O cenie szafranu wydaje się także świadczyć to, że – jak niesie wieść – za próbę fałszowania przyprawy można było zapłacić życiem. Najczęściej fałszowano szafran, dodając sproszkowany korzeń kurkumy.
Kwiaty szafranu o barwie najczęściej niebiesko-fioletowej bądź liliowej zbiera się jesienią, lecz do wytworzenia przyprawy wykorzystuje się charakterystyczny słupek zakończony trzema krwistoczerwonymi znamionami. Jest to właśnie ta część kwiatu, która daje ów drogi specyfik. Pracę ową należy wykonywać w krótkim czasie oraz ręcznie, co tym bardziej podraża koszty produkcji. Rocznie – jak się szacuje – wytwarza się zaledwie 300 ton przyprawy, czyli statystycznie na jednego mieszkańca ziemi przypada 0,04 grama szafranu.
Goździki
Goździki pochodzą z Moluków, czyli dawnych Wysp Korzennych, stanowiąc obecnie część Indonezji. Przyprawę produkuje się z pąków kwiatów wiecznie zielonego drzewa zwanego goździkowcem korzennym. Pojawiają się w małych gronach dwa razy w roku, od lipca do września i od listopada do stycznia i są wówczas zbierane ręcznie, a następnie suszone na słońcu.
Przyprawa ta znana jest od starożytności, a jej łacińska nazwa (clavus) miała pochodzić od podobieństwa do gwoździa. Istotnie bowiem suchy, nieotwarty początek goździkowca przypomina mały gwóźdź. Być może wspomina o tej przyprawie Pliniusz Starszy w swej Historii naturalnej, z pewnością natomiast w kolejnych stuleciach kupcy rozpowszechnili przyprawę w basenie Morza Śródziemnego. W IV wieku goździki są wspomniane wśród cennych darów – obok złota, drogocennych sprzętów oraz wonności – jakie Konstantyn I Wielki przesłał papieżowi Sylwestrowi na rzecz bazyliki św. Piotra w Rzymie. Wspomina o tym Liber pontificalis, czyli powstałe na przestrzeni wieków średnich biografie papieży. Przez całe średniowiecze przyprawa była ceniona w Europie, ale o miejscu pochodzenia zdano sobie sprawę dopiero w XIV wieku. O ojczyźnie goździków wspominał enigmatycznie Marco Polo w Opisaniu świata. W XVI wieku monopol na handel przyprawą starali się uzyskać Portugalczycy, lecz utracili go na rzecz Holendrów oraz Anglików. W XVIII w. Francuzi rozpoczęli uprawę goździkowca korzennego na wyspie Mauritius, a następnie na Zanzibarze, który obecnie jest jednym z największych producentów przyprawy.

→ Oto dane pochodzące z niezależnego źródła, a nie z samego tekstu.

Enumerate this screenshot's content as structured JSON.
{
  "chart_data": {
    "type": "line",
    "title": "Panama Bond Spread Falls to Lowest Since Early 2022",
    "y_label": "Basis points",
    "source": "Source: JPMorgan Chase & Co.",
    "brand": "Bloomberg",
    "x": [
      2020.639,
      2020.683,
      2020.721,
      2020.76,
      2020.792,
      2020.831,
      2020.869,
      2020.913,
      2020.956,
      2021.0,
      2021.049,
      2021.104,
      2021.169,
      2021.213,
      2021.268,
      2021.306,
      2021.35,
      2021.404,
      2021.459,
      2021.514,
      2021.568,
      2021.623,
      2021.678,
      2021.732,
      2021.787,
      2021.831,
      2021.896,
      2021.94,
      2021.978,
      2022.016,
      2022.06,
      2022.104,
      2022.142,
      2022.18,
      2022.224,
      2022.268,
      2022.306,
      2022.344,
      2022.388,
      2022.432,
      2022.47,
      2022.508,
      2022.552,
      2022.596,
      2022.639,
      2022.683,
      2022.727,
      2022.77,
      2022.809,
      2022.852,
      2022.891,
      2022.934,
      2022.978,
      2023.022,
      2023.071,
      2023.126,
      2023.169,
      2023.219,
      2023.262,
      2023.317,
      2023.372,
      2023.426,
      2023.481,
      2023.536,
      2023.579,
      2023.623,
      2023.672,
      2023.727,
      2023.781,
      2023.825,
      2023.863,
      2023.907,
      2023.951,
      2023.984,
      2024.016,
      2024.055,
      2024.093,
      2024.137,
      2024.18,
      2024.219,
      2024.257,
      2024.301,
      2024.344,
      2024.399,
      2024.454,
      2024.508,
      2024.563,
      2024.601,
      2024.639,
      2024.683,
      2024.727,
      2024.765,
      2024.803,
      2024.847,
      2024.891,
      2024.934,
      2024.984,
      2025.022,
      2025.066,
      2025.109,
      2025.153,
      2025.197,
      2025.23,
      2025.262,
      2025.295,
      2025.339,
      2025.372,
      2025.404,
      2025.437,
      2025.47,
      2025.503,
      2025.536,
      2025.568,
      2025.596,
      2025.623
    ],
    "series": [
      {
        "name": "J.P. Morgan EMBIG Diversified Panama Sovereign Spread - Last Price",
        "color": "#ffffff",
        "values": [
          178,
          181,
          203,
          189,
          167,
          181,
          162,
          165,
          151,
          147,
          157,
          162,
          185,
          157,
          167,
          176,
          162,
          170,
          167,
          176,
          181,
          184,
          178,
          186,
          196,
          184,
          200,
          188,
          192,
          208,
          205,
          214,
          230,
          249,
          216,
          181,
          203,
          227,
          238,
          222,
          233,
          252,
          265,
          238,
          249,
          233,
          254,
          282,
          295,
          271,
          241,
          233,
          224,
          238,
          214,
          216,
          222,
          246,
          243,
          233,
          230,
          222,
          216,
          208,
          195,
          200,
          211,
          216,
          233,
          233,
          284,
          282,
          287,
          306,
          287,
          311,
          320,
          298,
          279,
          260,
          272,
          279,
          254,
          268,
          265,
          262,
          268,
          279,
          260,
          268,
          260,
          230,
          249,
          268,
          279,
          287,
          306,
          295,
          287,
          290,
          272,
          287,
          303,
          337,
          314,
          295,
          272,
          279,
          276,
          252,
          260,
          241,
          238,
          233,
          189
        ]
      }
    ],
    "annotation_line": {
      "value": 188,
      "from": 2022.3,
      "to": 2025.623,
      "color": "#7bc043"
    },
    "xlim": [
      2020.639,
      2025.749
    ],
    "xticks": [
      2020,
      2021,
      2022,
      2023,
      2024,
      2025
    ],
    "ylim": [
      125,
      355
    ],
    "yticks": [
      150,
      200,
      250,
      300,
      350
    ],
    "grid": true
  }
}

Goździki były również doceniane jako lekarstwo. Średniowieczni medycy zalecali stosować je jako środek wspomagający trawienie i odświeżający oddech. W XVII wieku z kolei pochodzący z Moraw, farmaceuta, botanik i misjonarz Jerzy Józef Kamel zidentyfikował goździk jako bardzo silny środek antyseptyczny przydatny przy bólach zębów.
Goździki można stosować zarówno do słodkich, jak i pikantnych potraw, jednak ze względu na wyrazisty smak zaleca się oszczędne użycie.